Boy menyebut, kata terafiliasi yang dimaksud dalam penyebutan tersebut memang memiliki arti terkoneksi atau terhubung. Namun, ia menekankan, yang dimaksud terafiliasi bukan mengarah pada lembaga pondok pesantren, tetapi individu-individu yang pernah berhubungan dengan proses hukum terorisme.

"Jadi kami mengklarifikasi, meluruskan bahwa yang terkoneksi di sini adalah berkaitan dengan individu. Jadi bukan lembaga, bukan lembaga pondok pesantren secara keseluruhan yang disebutkan itu, tetapi adalah ada individu-individu yang terhubung dengan pihak-pihak yang terkena proses hukum terorisme," ujarnya.

"Jadi oknum-oknum yang terhubung, berkaitan, apakah mereka saling mengenal, apakah pernah terpapar, terdampak, apakah mereka kemudian menjadi pelaku dari kejahatan terorisme," ujarnya. 

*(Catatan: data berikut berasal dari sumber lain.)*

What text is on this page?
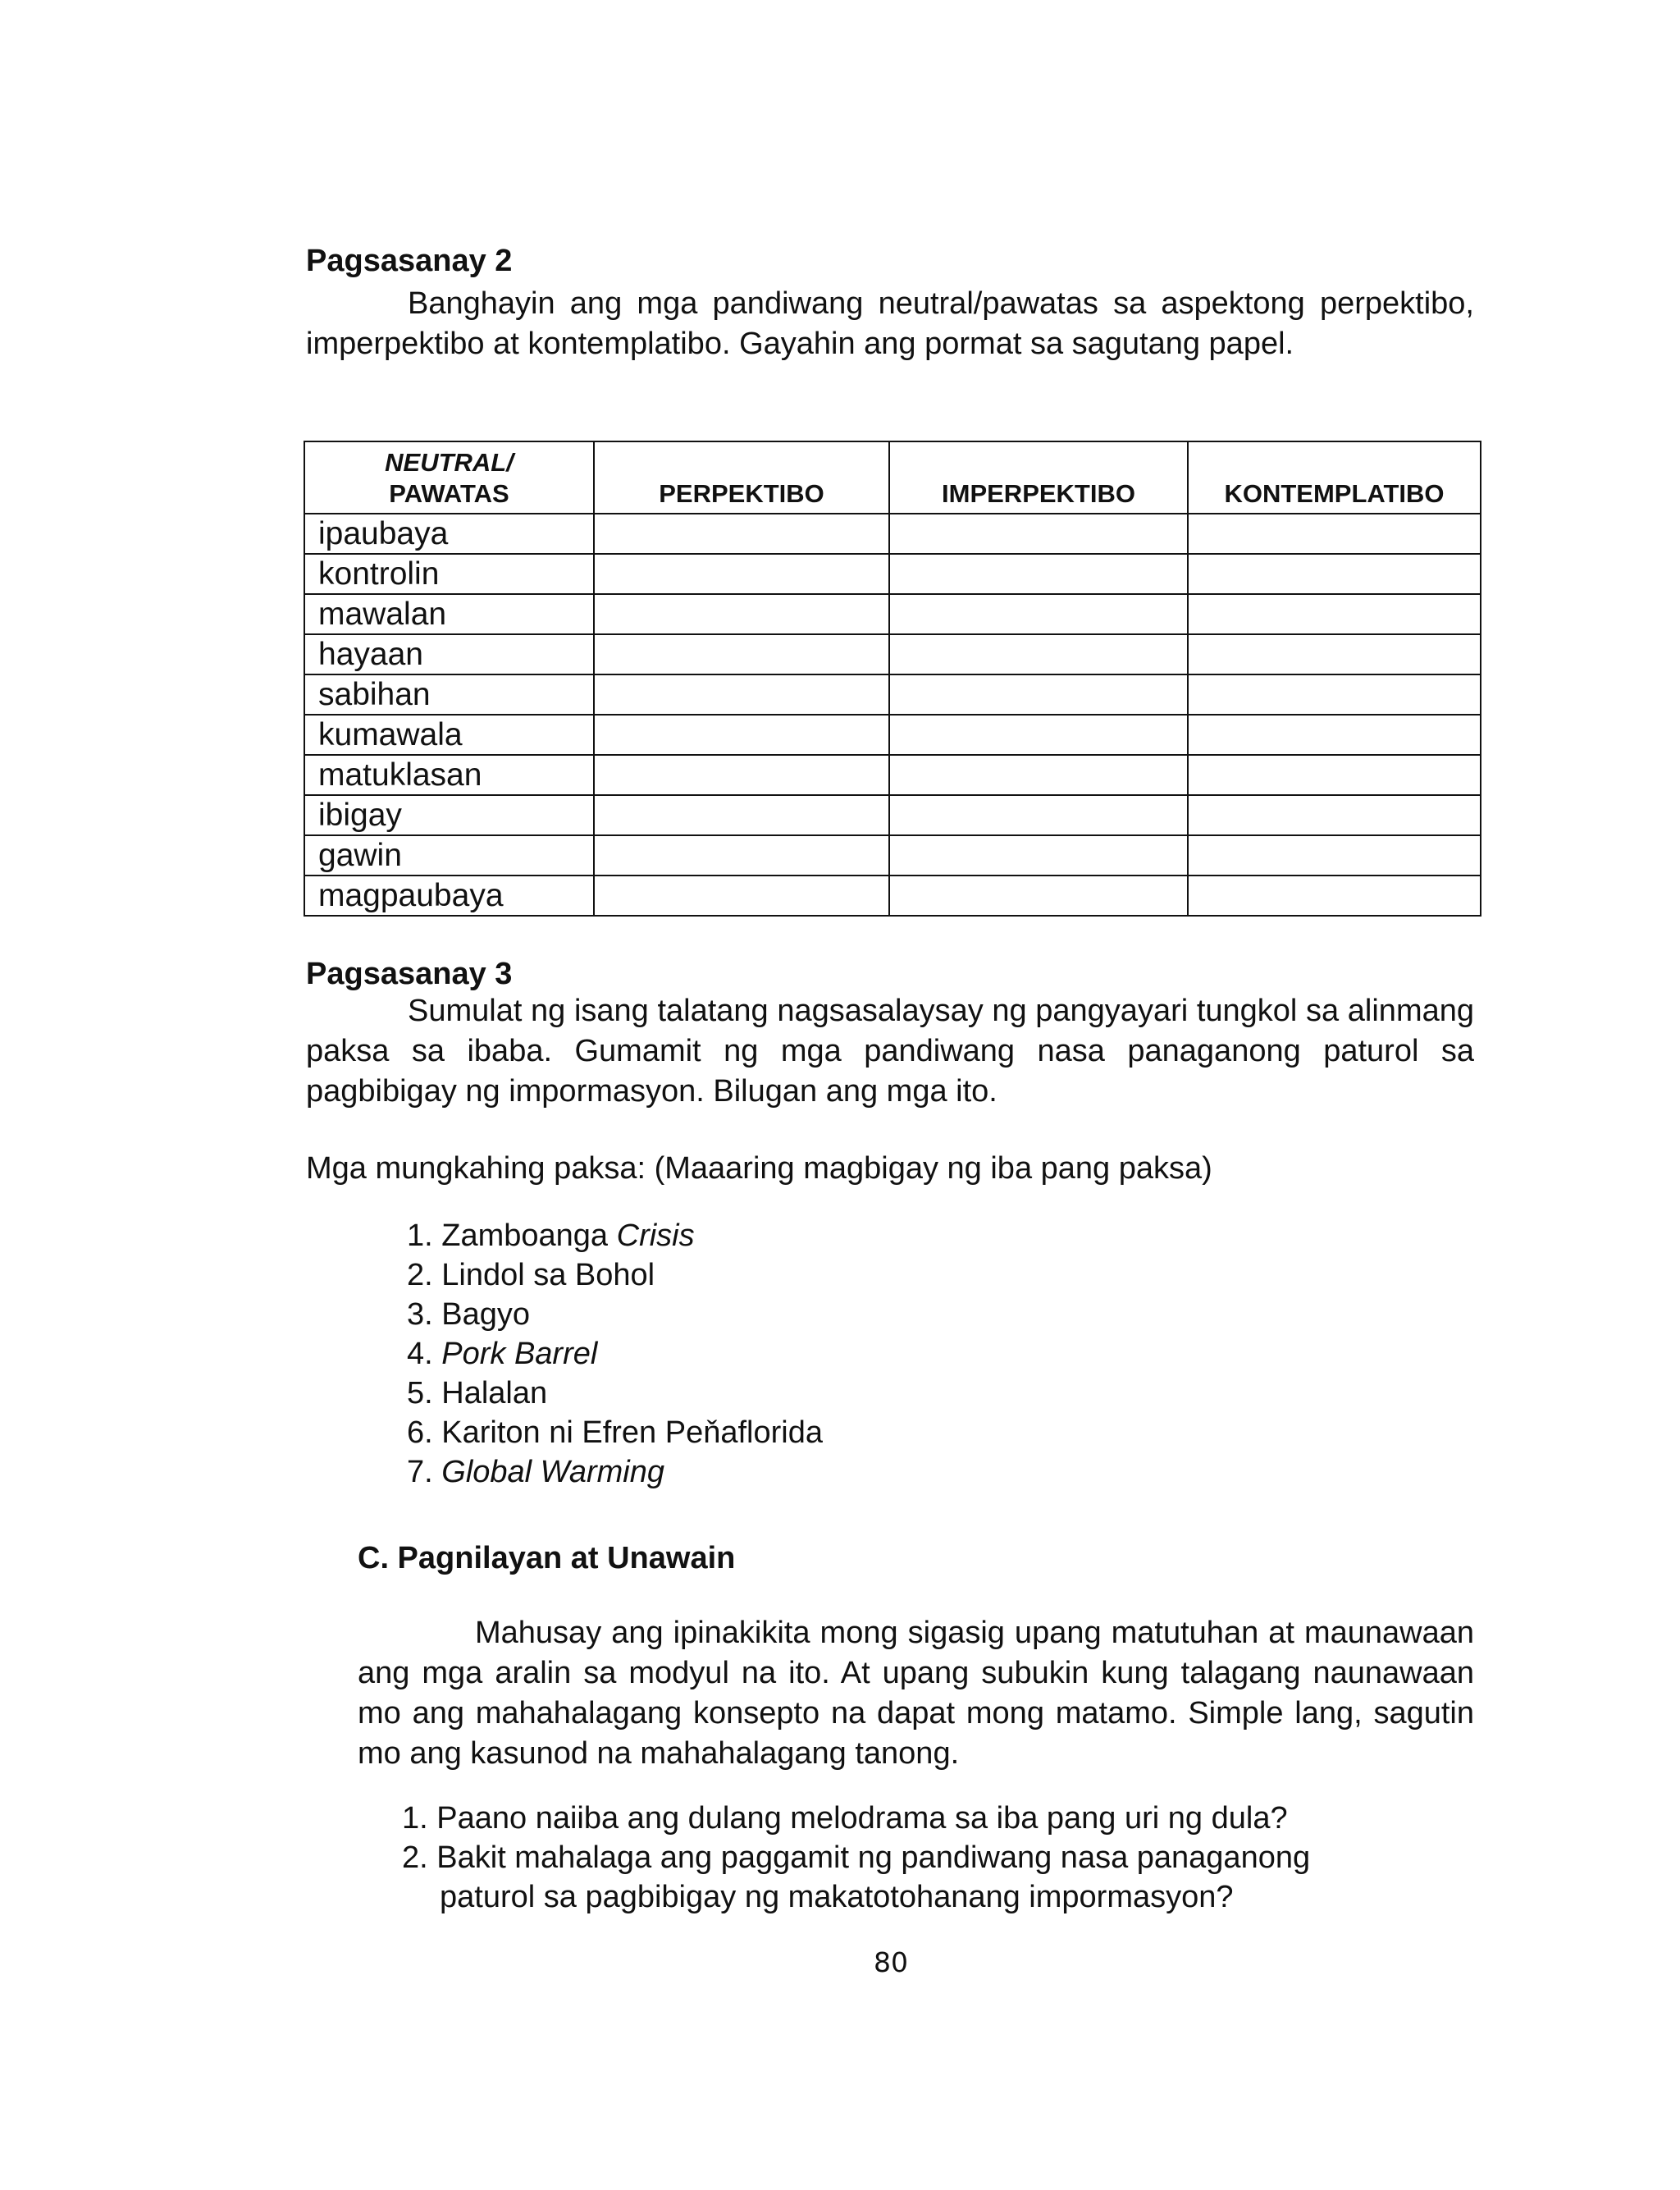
Pagsasanay 2
Banghayin ang mga pandiwang neutral/pawatas sa aspektong perpektibo, imperpektibo at kontemplatibo. Gayahin ang pormat sa sagutang papel.
NEUTRAL/
PAWATAS	PERPEKTIBO	IMPERPEKTIBO	KONTEMPLATIBO
ipaubaya			
kontrolin			
mawalan			
hayaan			
sabihan			
kumawala			
matuklasan			
ibigay			
gawin			
magpaubaya			
Pagsasanay 3
Sumulat ng isang talatang nagsasalaysay ng pangyayari tungkol sa alinmang paksa sa ibaba. Gumamit ng mga pandiwang nasa panaganong paturol sa pagbibigay ng impormasyon. Bilugan ang mga ito.
Mga mungkahing paksa: (Maaaring magbigay ng iba pang paksa)
1. Zamboanga Crisis
2. Lindol sa Bohol
3. Bagyo
4. Pork Barrel
5. Halalan
6. Kariton ni Efren Peňaflorida
7. Global Warming
C. Pagnilayan at Unawain
Mahusay ang ipinakikita mong sigasig upang matutuhan at maunawaan ang mga aralin sa modyul na ito. At upang subukin kung talagang naunawaan mo ang mahahalagang konsepto na dapat mong matamo. Simple lang, sagutin mo ang kasunod na mahahalagang tanong.
1. Paano naiiba ang dulang melodrama sa iba pang uri ng dula?
2. Bakit mahalaga ang paggamit ng pandiwang nasa panaganong
paturol sa pagbibigay ng makatotohanang impormasyon?
80
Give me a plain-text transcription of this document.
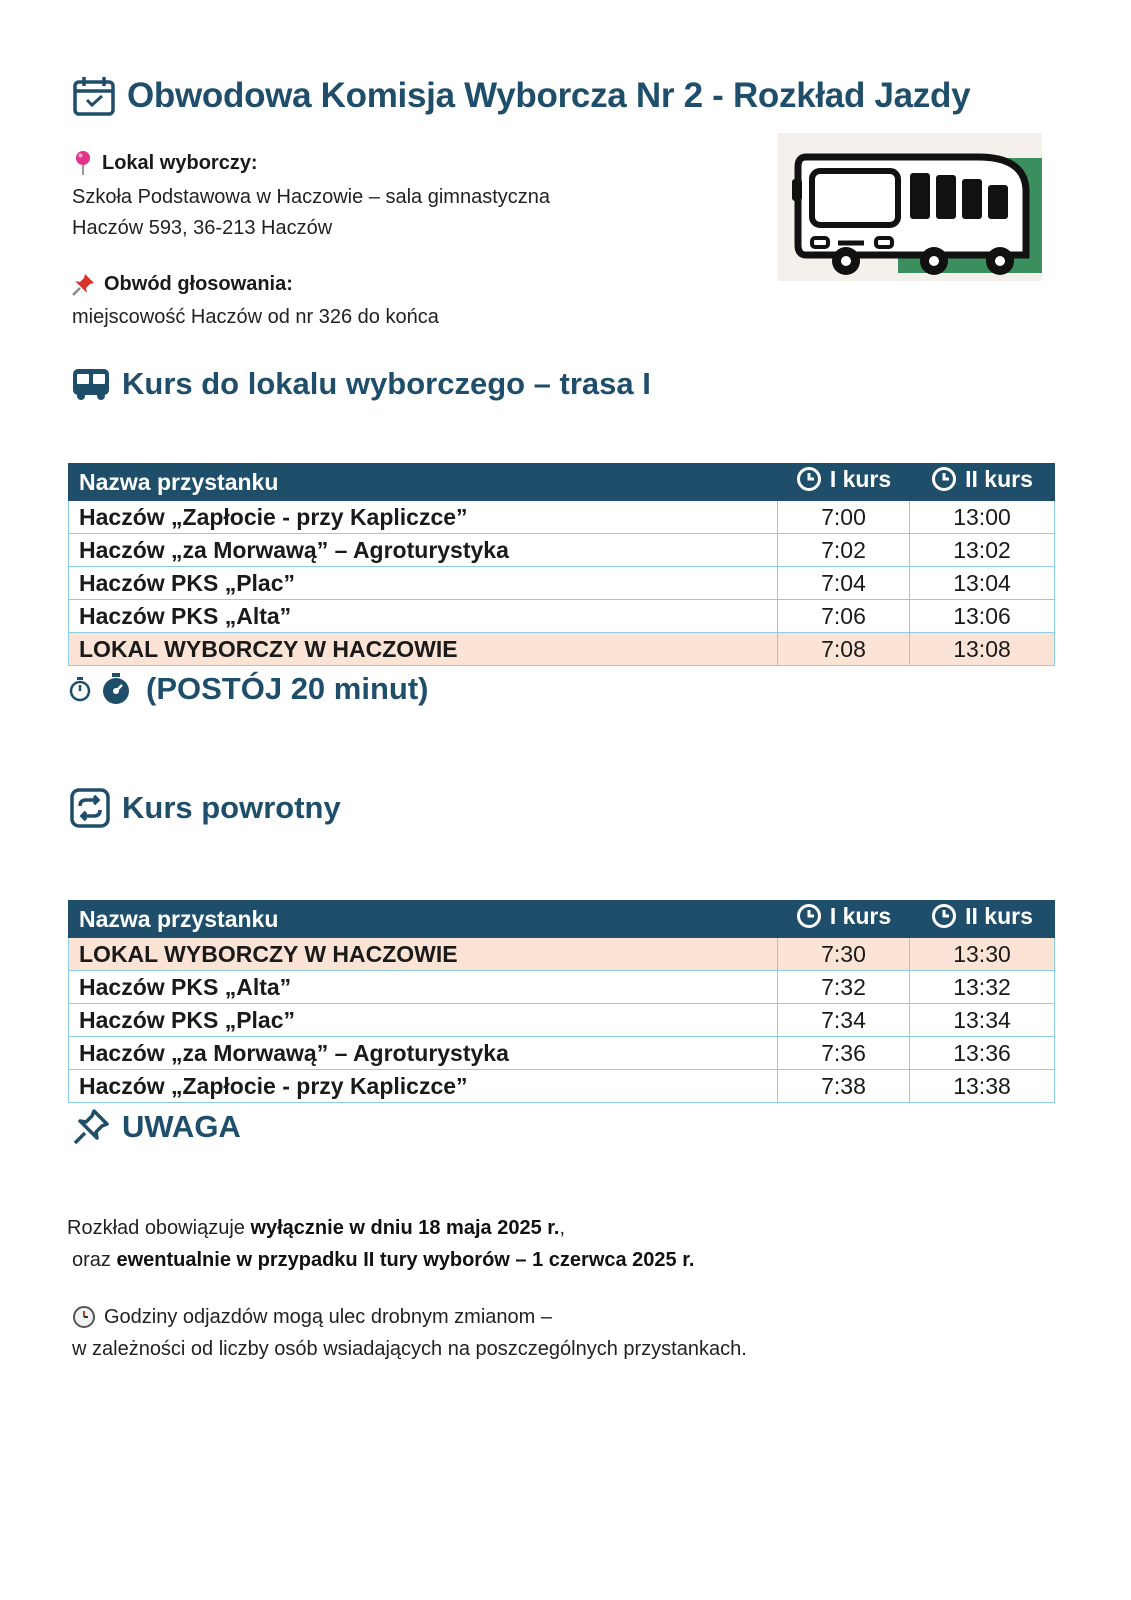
Obwodowa Komisja Wyborcza Nr 2 - Rozkład Jazdy
Lokal wyborczy:
Szkoła Podstawowa w Haczowie – sala gimnastyczna
Haczów 593, 36-213 Haczów
Obwód głosowania:
miejscowość Haczów od nr 326 do końca
Kurs do lokalu wyborczego – trasa I
Nazwa przystanku	I kurs	II kurs

Haczów „Zapłocie - przy Kapliczce”	7:00	13:00
Haczów „za Morwawą” – Agroturystyka	7:02	13:02
Haczów PKS „Plac”	7:04	13:04
Haczów PKS „Alta”	7:06	13:06
LOKAL WYBORCZY W HACZOWIE	7:08	13:08
(POSTÓJ 20 minut)
Kurs powrotny
Nazwa przystanku	I kurs	II kurs

LOKAL WYBORCZY W HACZOWIE	7:30	13:30
Haczów PKS „Alta”	7:32	13:32
Haczów PKS „Plac”	7:34	13:34
Haczów „za Morwawą” – Agroturystyka	7:36	13:36
Haczów „Zapłocie - przy Kapliczce”	7:38	13:38
UWAGA
Rozkład obowiązuje wyłącznie w dniu 18 maja 2025 r.,
oraz ewentualnie w przypadku II tury wyborów – 1 czerwca 2025 r.
Godziny odjazdów mogą ulec drobnym zmianom –
w zależności od liczby osób wsiadających na poszczególnych przystankach.
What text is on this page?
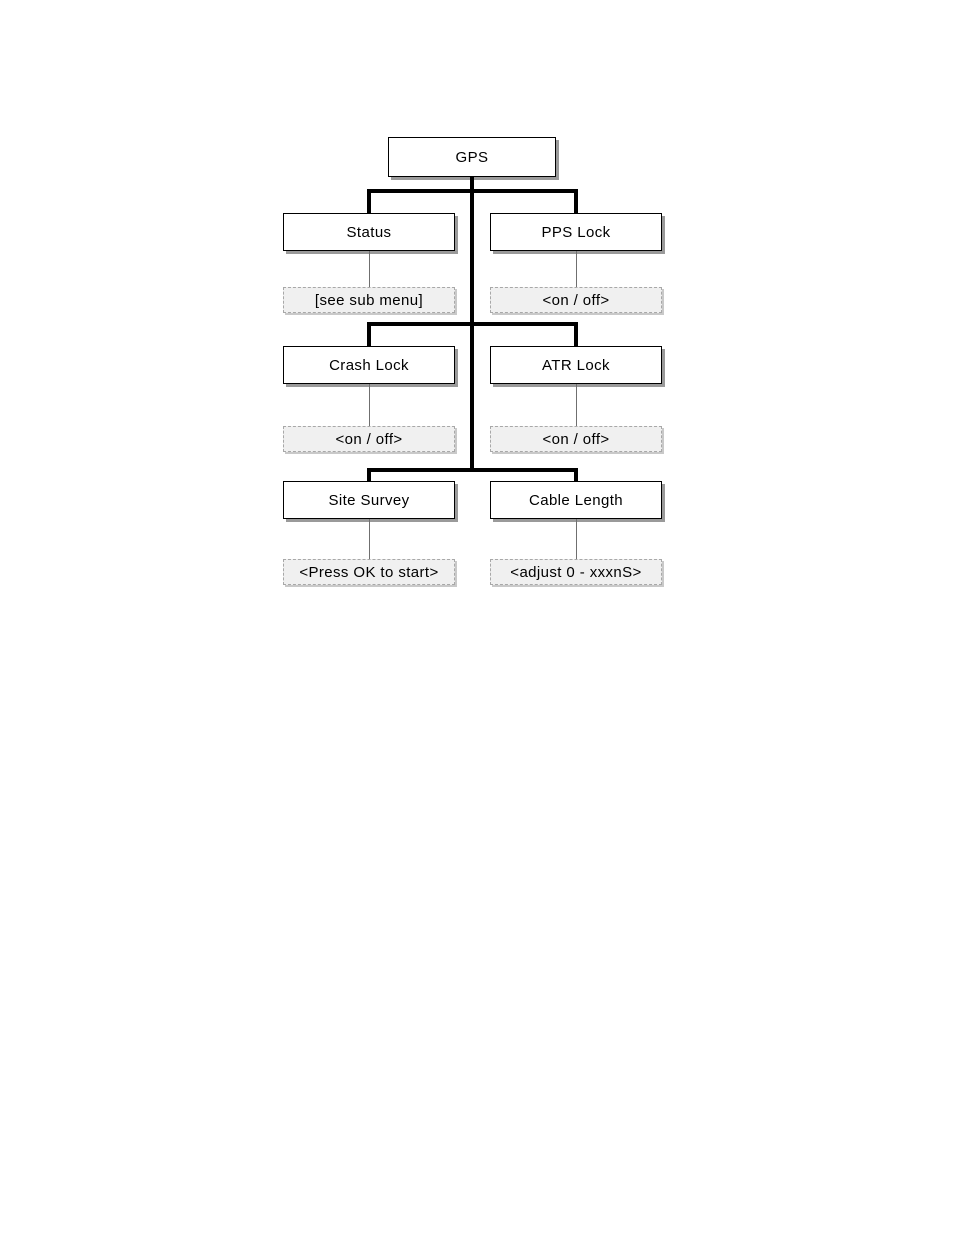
GPS
Status	PPS Lock
[see sub menu]	<on / off>
Crash Lock	ATR Lock
<on / off>	<on / off>
Site Survey	Cable Length
<Press OK to start>	<adjust 0 - xxxnS>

"Tapi sekali lagi, itu adalah bukan dari kelembagaan secara keseluruhan, termasuk tentunya yang kami sebutkan itu. Jadi itu adalah bagian dari individu individu yang terkait," katanya menjelaskan.

Menurut Boy, BNPT dan MUI pun memiliki komitmen yang sama untuk melawan terorisme. Dia menilai, kedua pihak juga harus bekerja sama dalam mencegah dan mengantisipasi ancaman terorisme.

"Jadi kita adalah sedang bekerja bersama-sama dari sisi yang berbeda tentunya. Namun, ada irisan kerja sama yang kita harus hadir bersama-sama, yang kita harus saling memberikan kontribusi," tuturnya.

Selain itu, sambung dia, dalam diskusi tersebut, BNPT dan MUI juga membahas mengenai beberapa istilah-istilah tertentu. Namun, dia tidak merinci, istilah apa yang dimaksud.

"Kita mendiskusikan beberapa istilah-stilah yang tentunya ini lebih kepada penyamaan persepsi di antara kami, di antara BNPT dengan para ulama. Sehingga tentunya kita tidak ingin langkah-langkah ini menjadi langkah-langkah yang kontraproduktif," ungkap dia.

"Namun, tentu dengan kesamaan komitmen itu, bagaimana kita memilihkan langkah yang terbaik ke depan. Agar kejahatan terorisme yang berbasiskan kekerasan tidak menyasar pada kalangan anak-anak muda. Karena yang kita harus selamatkan ke depan adalah anak muda," tambahnya menjelaskan.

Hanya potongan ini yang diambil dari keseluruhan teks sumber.